At least 36 people on a Hawaiian Airlines flight were injured, with 20 taken to emergency rooms, after their plane encountered “severe turbulence” on a flight from Phoenix to Honolulu on Sunday, authorities said.
Eleven patients were in serious condition, Honolulu Emergency Medical Services said in a statement. Among those transported to the hospital was a 14-month-old child.
The patients’ injuries included a serious head injury, lacerations, bruising and loss of consciousness, Honolulu EMS said.
Hawaiian Airlines is “supporting all affected passengers & employees” and monitoring the situation, the company said. Three crew members were among those injured, according to the airline.
“Medical care was provided to several guests & crewmembers at the airport for minor injuries while some were swiftly transported to local hospitals for further care,” Hawaiian Airlines tweeted.
The turbulence occurred 15 to 30 minutes before the plane landed in Honolulu, carrying 278 passengers and 10 crew members.
The EMS and the American Medical Response responded to a “mass casualty emergency” at Daniel K. Inouye International Airport just after 11 a.m. Sunday, according to the statement.
Hawaiian Airlines Flight 35, an Airbus 330, reported the turbulence around 10:35 a.m. Hawaii Standard Time, according to the Federal Aviation Administration.

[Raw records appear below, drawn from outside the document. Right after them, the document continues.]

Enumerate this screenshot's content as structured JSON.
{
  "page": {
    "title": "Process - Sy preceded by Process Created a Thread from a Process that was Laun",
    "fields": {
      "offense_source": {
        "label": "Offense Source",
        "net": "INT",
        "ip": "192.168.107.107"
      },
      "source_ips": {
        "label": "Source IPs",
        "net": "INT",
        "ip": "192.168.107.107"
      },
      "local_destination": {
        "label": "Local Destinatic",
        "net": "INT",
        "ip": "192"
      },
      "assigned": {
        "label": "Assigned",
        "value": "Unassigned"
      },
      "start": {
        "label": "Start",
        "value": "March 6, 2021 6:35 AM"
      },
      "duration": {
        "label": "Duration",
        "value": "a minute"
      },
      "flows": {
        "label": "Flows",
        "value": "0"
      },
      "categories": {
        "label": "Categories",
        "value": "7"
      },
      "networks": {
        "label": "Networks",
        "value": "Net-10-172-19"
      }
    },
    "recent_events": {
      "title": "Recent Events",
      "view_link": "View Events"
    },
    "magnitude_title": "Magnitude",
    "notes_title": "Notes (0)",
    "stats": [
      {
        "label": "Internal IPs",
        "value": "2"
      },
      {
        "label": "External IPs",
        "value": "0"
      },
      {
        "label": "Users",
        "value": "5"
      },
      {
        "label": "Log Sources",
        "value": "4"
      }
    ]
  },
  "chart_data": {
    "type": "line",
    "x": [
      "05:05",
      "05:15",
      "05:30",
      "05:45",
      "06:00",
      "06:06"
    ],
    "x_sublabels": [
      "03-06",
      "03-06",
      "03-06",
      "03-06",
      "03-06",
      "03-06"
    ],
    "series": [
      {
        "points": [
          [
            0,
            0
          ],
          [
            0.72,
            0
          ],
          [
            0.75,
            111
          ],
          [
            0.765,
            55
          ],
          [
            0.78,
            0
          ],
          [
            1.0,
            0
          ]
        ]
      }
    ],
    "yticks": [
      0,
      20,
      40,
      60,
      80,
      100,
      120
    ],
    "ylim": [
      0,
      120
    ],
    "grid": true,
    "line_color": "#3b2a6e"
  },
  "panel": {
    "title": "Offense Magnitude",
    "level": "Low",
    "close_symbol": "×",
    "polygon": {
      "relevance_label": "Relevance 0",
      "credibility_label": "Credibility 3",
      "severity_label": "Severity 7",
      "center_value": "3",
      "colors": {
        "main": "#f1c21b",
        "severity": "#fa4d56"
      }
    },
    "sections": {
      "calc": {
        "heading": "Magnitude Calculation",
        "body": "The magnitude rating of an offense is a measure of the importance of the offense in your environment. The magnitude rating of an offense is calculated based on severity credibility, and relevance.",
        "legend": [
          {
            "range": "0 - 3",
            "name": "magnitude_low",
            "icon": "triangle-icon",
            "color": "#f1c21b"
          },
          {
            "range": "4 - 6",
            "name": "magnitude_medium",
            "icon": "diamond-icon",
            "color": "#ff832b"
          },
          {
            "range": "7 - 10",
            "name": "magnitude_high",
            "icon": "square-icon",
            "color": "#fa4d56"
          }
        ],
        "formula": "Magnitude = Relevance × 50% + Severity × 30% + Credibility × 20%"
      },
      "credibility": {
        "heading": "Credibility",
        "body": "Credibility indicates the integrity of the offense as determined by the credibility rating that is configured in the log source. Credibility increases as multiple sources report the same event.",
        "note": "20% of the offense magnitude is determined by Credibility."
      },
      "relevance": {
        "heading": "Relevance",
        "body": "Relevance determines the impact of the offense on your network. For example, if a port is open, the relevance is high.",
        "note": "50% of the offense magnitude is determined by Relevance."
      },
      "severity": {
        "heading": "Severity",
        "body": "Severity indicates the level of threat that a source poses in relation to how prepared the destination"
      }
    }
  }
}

An 18-year-old college student on her way home for winter break was on the plane and said it felt like normal turbulence at first. Then the shaking escalated quickly.
“It felt like free-falling,” Jacie Hayata-Ano told CNN, describing being lifted off her seat with her seat belt on.

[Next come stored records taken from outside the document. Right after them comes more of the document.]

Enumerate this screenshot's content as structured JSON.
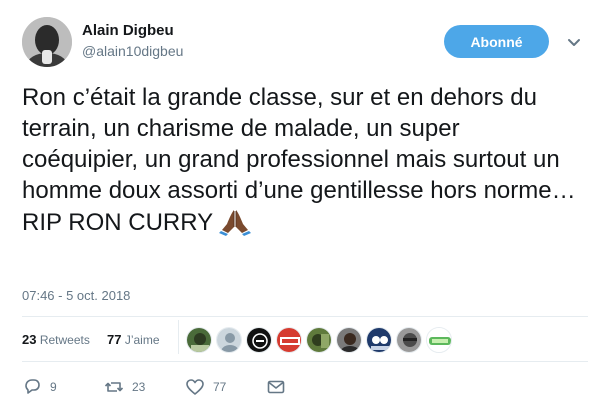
{
  "author": {
    "name": "Alain Digbeu",
    "handle": "@alain10digbeu"
  },
  "follow_button": {
    "label": "Abonné",
    "color": "#4da7e8"
  },
  "menu_icon": "chevron-down-icon",
  "tweet": {
    "text": "Ron c’était la grande classe, sur et en dehors du terrain, un charisme de malade, un super coéquipier, un grand professionnel mais surtout un homme doux assorti d’une gentillesse hors norme…\nRIP RON CURRY",
    "emoji": "folded-hands",
    "timestamp": "07:46 - 5 oct. 2018"
  },
  "stats": {
    "retweets_count": "23",
    "retweets_label": "Retweets",
    "likes_count": "77",
    "likes_label": "J’aime"
  },
  "likers_count_shown": 9,
  "actions": {
    "reply_count": "9",
    "retweet_count": "23",
    "like_count": "77",
    "reply_icon": "reply-icon",
    "retweet_icon": "retweet-icon",
    "like_icon": "heart-icon",
    "dm_icon": "envelope-icon"
  },
  "colors": {
    "text_primary": "#14171a",
    "text_secondary": "#657786",
    "divider": "#e6ecf0"
  }
}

After the shaking was over, a crew member came over the speaker system asking for any trained medical or military personnel to help with injured passengers, said Hayata-Ano, who was not injured.

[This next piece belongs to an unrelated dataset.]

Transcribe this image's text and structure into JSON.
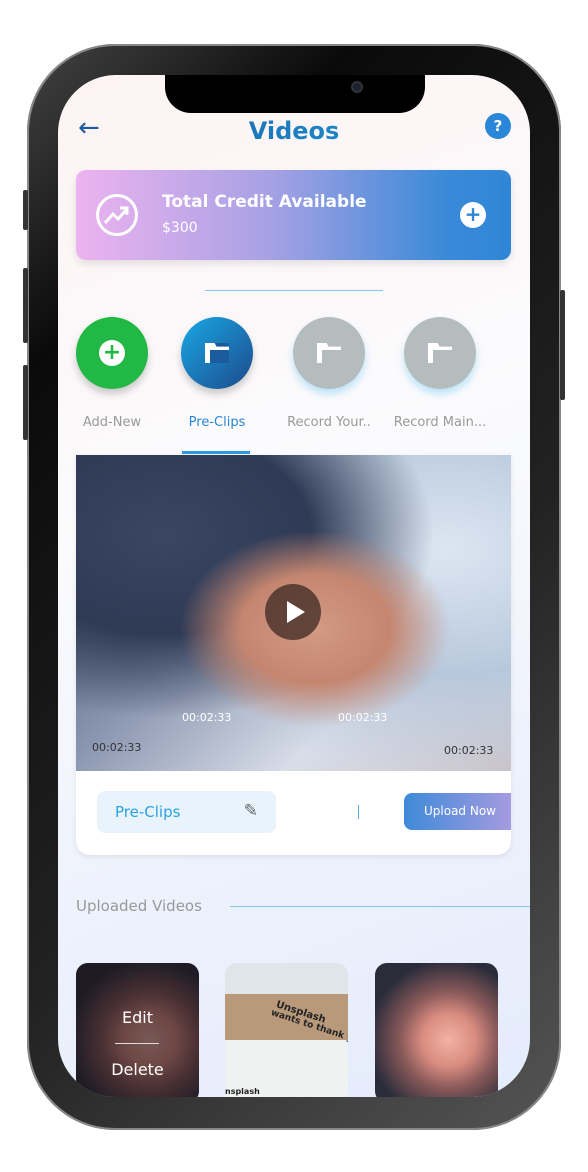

“I’m thankful that there were people that stepped up and helped because some of the staff needed it,” she said. “Everyone was pretty much helping each other. Checking on each other and picking up stuff,” Hayata-Ano added.
The airline said it is conducting “a thorough inspection of the aircraft” before returning the plane to service.
The Federal Aviation Administration and the National Transportation Safety Board are both investigating the incident.